Ted Turner lends name to Hunley
recovery effort
Web posted Jul. 22 at 09:52 PM
Associated Press
CHARLESTON, S.C. (AP) - Media magnate Ted Turner, interested in
doing a film on the Confederate submarine Hunley, will lend his name to the recovery
effort.
As much as $10 million will be needed to raise, restore and display the Hunley, the
first sub to sink an enemy warship.
Turner, a Civil War buff, will allow his name to be used in the hunt for private
donations, state Sen. Glenn McConnell, R-Charleston, said Monday.
The state Hunley Commission hopes to raise most of the money from corporate America,
McConnell said.
Turner has already made Civil War films, including ``Gettysburg'' and a television
movie about the rebel prison at Andersonville, Ga.

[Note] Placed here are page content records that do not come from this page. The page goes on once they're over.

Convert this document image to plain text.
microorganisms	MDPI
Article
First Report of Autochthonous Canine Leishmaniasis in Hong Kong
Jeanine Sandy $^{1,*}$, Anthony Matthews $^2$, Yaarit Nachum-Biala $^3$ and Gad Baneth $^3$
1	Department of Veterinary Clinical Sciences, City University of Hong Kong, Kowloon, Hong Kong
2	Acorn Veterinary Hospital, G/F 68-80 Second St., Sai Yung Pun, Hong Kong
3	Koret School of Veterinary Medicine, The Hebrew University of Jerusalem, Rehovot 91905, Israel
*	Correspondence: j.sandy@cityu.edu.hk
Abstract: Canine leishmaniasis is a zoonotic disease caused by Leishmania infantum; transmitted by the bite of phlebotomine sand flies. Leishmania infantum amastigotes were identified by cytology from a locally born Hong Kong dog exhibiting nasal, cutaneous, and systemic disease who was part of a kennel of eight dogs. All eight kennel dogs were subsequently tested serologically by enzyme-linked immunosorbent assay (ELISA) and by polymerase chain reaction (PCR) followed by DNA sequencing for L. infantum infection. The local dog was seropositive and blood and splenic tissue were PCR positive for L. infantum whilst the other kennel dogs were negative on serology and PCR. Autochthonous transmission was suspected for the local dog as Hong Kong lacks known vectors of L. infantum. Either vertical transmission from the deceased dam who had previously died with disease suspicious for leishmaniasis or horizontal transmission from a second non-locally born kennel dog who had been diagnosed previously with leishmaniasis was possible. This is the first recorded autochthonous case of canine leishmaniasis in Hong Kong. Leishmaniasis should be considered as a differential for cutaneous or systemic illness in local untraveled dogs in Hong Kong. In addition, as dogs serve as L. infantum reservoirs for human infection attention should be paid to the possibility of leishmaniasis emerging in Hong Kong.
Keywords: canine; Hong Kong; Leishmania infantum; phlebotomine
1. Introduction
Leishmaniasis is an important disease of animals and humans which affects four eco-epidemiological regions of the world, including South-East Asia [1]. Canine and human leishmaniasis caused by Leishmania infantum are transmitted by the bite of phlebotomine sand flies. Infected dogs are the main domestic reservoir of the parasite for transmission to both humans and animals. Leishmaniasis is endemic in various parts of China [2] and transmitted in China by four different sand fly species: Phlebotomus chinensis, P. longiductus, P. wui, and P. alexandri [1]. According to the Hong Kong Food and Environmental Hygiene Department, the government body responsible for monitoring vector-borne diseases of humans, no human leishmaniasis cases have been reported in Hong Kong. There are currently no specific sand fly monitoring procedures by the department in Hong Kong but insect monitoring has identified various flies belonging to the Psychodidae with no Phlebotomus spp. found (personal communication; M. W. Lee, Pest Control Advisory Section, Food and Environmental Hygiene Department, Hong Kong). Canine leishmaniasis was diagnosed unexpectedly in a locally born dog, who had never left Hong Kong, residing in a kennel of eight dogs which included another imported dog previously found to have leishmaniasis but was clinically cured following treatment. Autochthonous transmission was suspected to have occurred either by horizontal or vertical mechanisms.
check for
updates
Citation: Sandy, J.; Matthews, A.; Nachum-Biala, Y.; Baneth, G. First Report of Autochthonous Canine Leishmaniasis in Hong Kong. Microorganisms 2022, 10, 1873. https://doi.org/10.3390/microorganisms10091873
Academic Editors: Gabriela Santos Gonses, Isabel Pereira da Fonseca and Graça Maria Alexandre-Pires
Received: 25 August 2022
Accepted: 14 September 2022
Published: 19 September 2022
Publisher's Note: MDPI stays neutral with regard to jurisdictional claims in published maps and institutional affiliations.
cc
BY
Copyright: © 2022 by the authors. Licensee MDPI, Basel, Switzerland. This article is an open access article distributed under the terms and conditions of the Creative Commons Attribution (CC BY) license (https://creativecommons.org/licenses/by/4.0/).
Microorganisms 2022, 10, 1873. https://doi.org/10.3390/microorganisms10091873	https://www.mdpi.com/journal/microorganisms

The announcement came at the Charleston Museum as officials unveiled an art and model
exhibit that features Conrad Wise Chapman's historic 1863 painting of the Hunley as it sat
on a harbor side wharf.
The print is on loan from the Museum of the Confederacy in Richmond, Va.
The exhibit will be on display here until Aug. 10, when it travels to the State Museum
in Columbia, then on to other museums around South Carolina.
The Hunley, which is in good condition, was discovered in May 1995 off Charleston
Harbor. It sank in February 1864 after attacking the Union blockade ship Housatonic.
Officials hope to raise the sub in the next few years.